Tuesday, June 8, 2010
Half off
The only explanation for a bifurcated hodgepodge like The Purchase Price (1932) is that director William Wellman started shooting one of his typical gangster-and-moll movies, took the script home, lost it under the sofa, and the next morning, on his way to the set, picked up some kind of corny city-girl-goes-to-the-farm script from 1922 and began shooting that.
Luckily, Barbara Stanwyck was just as much at home in Westerns (check out Forty Guns) as she was playing broads off the street. She simply applied the same approach to both genres: she was tougher than anything or anyone you could throw at her. So the genre switch is hardly more of an impediment to her than is having lumpy George Brent as her leading man. But it sure makes the viewer's head spin. What happened to slick gangster Lyle Talbot? What happened to the sexy evening gowns? (In one of which Stanwyck sings the only complete song from beginning to end in her own, undubbed voice that I can ever remember.)
Interesting, strange highlight: she visits a destitute, fatherless farm family, helps the 12-year-old girl there to deliver her mother's baby, sets up a few meals and generally gets these poor folks squared away. It's a terrific sequence, but it begs the question: when did she learn all this country-type know-how while she was being a nightclub chantoozie?
The film is being revived as one of those produced between 1929 and July 1934, when the Production Code was effective, but unenforced, and Hollywood films boasted more sex, violence, adult themes and frank talk (conveyed by innuendo rather than blunt language) than was the case afterward. Divorce, adultery, out-of-wedlock pregnancy were part of the storyline and even abortion was alluded to.

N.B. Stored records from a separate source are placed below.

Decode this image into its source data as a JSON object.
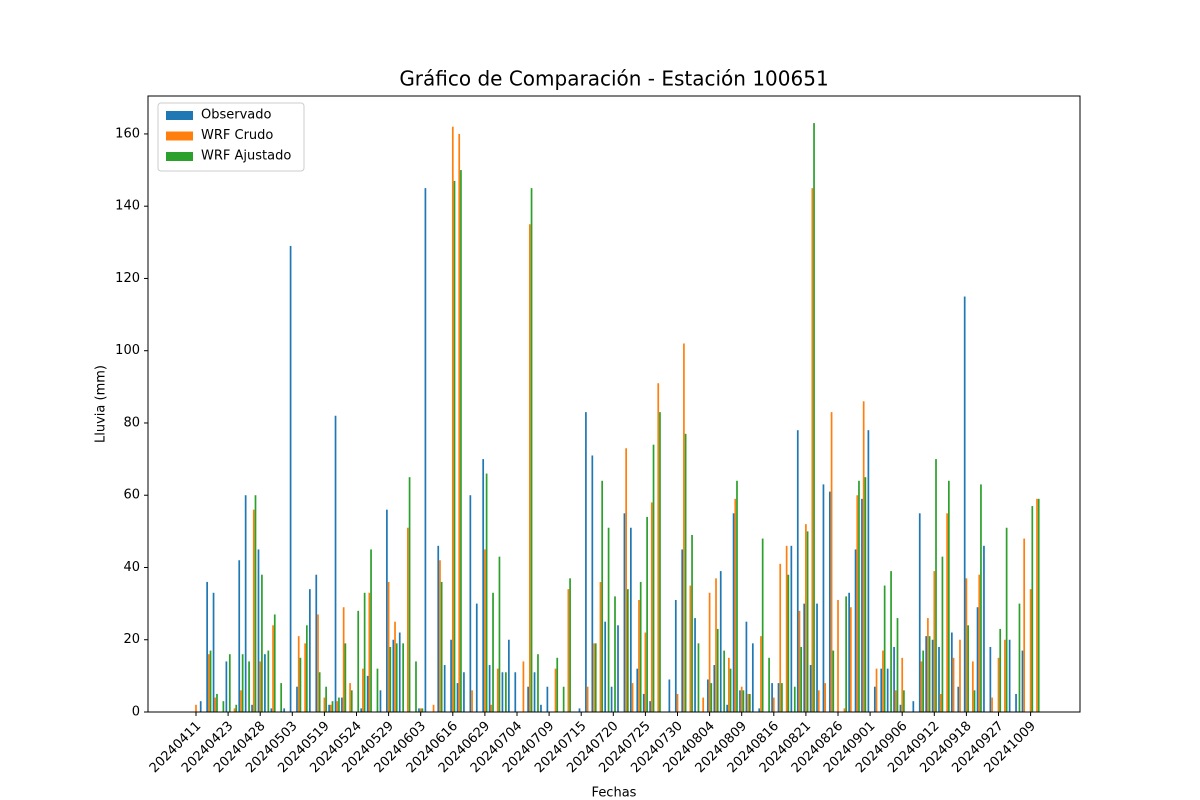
{
  "chart_data": {
    "type": "bar",
    "title": "Gráfico de Comparación - Estación 100651",
    "x_label": "Fechas",
    "y_label": "Lluvia (mm)",
    "categories": [
      "20240411",
      null,
      null,
      null,
      null,
      "20240423",
      null,
      null,
      null,
      null,
      "20240428",
      null,
      null,
      null,
      null,
      "20240503",
      null,
      null,
      null,
      null,
      "20240519",
      null,
      null,
      null,
      null,
      "20240524",
      null,
      null,
      null,
      null,
      "20240529",
      null,
      null,
      null,
      null,
      "20240603",
      null,
      null,
      null,
      null,
      "20240616",
      null,
      null,
      null,
      null,
      "20240629",
      null,
      null,
      null,
      null,
      "20240704",
      null,
      null,
      null,
      null,
      "20240709",
      null,
      null,
      null,
      null,
      "20240715",
      null,
      null,
      null,
      null,
      "20240720",
      null,
      null,
      null,
      null,
      "20240725",
      null,
      null,
      null,
      null,
      "20240730",
      null,
      null,
      null,
      null,
      "20240804",
      null,
      null,
      null,
      null,
      "20240809",
      null,
      null,
      null,
      null,
      "20240816",
      null,
      null,
      null,
      null,
      "20240821",
      null,
      null,
      null,
      null,
      "20240826",
      null,
      null,
      null,
      null,
      "20240901",
      null,
      null,
      null,
      null,
      "20240906",
      null,
      null,
      null,
      null,
      "20240912",
      null,
      null,
      null,
      null,
      "20240918",
      null,
      null,
      null,
      null,
      "20240927",
      null,
      null,
      null,
      null,
      "20241009",
      null
    ],
    "series": [
      {
        "name": "Observado",
        "color": "#1f77b4",
        "values": [
          0,
          3,
          36,
          33,
          0,
          14,
          0,
          42,
          60,
          2,
          45,
          16,
          1,
          0,
          1,
          129,
          7,
          0,
          34,
          38,
          0,
          2,
          82,
          4,
          0,
          0,
          1,
          10,
          0,
          6,
          56,
          20,
          22,
          0,
          0,
          1,
          145,
          0,
          46,
          13,
          20,
          8,
          11,
          60,
          30,
          70,
          13,
          0,
          11,
          20,
          11,
          0,
          7,
          11,
          2,
          7,
          0,
          0,
          0,
          0,
          1,
          83,
          71,
          0,
          25,
          7,
          24,
          55,
          51,
          12,
          5,
          3,
          0,
          0,
          9,
          31,
          45,
          0,
          26,
          0,
          9,
          13,
          39,
          2,
          55,
          6,
          25,
          19,
          1,
          0,
          8,
          8,
          0,
          46,
          78,
          30,
          13,
          30,
          63,
          61,
          0,
          0,
          33,
          45,
          59,
          78,
          7,
          12,
          12,
          18,
          2,
          0,
          3,
          55,
          21,
          20,
          18,
          0,
          22,
          7,
          115,
          0,
          29,
          46,
          18,
          0,
          0,
          20,
          5,
          17,
          0,
          0
        ]
      },
      {
        "name": "WRF Crudo",
        "color": "#ff7f0e",
        "values": [
          2,
          0,
          16,
          4,
          0,
          0,
          1,
          6,
          0,
          56,
          14,
          0,
          24,
          0,
          0,
          0,
          21,
          19,
          0,
          27,
          4,
          2,
          3,
          29,
          8,
          0,
          12,
          33,
          0,
          0,
          36,
          25,
          0,
          51,
          0,
          1,
          0,
          2,
          42,
          0,
          162,
          160,
          0,
          6,
          0,
          45,
          2,
          12,
          0,
          0,
          0,
          14,
          135,
          0,
          0,
          0,
          12,
          0,
          34,
          0,
          0,
          7,
          19,
          36,
          0,
          0,
          0,
          73,
          8,
          31,
          22,
          58,
          91,
          0,
          0,
          5,
          102,
          35,
          0,
          4,
          33,
          37,
          0,
          15,
          59,
          7,
          5,
          0,
          21,
          0,
          4,
          41,
          46,
          0,
          28,
          52,
          145,
          6,
          8,
          83,
          31,
          1,
          29,
          60,
          86,
          0,
          12,
          17,
          0,
          6,
          15,
          0,
          0,
          14,
          26,
          39,
          5,
          55,
          15,
          20,
          37,
          14,
          38,
          0,
          4,
          15,
          20,
          0,
          0,
          48,
          34,
          59
        ]
      },
      {
        "name": "WRF Ajustado",
        "color": "#2ca02c",
        "values": [
          0,
          0,
          17,
          5,
          3,
          16,
          2,
          16,
          14,
          60,
          38,
          17,
          27,
          8,
          0,
          0,
          15,
          24,
          0,
          11,
          7,
          3,
          4,
          19,
          6,
          28,
          33,
          45,
          12,
          0,
          18,
          19,
          19,
          65,
          14,
          1,
          0,
          0,
          36,
          0,
          147,
          150,
          0,
          0,
          0,
          66,
          33,
          43,
          11,
          0,
          0,
          0,
          145,
          16,
          0,
          0,
          15,
          7,
          37,
          0,
          0,
          0,
          19,
          64,
          51,
          32,
          0,
          34,
          0,
          36,
          54,
          74,
          83,
          0,
          0,
          0,
          77,
          49,
          19,
          0,
          8,
          23,
          17,
          12,
          64,
          6,
          5,
          0,
          48,
          15,
          0,
          8,
          38,
          7,
          18,
          50,
          163,
          0,
          0,
          17,
          0,
          32,
          0,
          64,
          65,
          0,
          0,
          35,
          39,
          26,
          6,
          0,
          0,
          17,
          21,
          70,
          43,
          64,
          0,
          0,
          24,
          6,
          63,
          0,
          0,
          23,
          51,
          0,
          30,
          0,
          57,
          59
        ]
      }
    ],
    "ylim": [
      0,
      170.5
    ],
    "yticks": [
      0,
      20,
      40,
      60,
      80,
      100,
      120,
      140,
      160
    ],
    "legend": "upper left"
  }
}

Purchase Price, for all you fans of old-time salaciousness, has barely a whisper of this sort of material, unless you consider it racy that Stanwyck keeps her mail-order farmer husband out of her marriage bed until she falls for him, or you're excited about some chatter from other mail-order brides about their prospective husband's big noses or bushy eyebrows (nudge, nudge, wink, wink).
In any event, both Stanwyck and Wellman did much better in other outings of this era.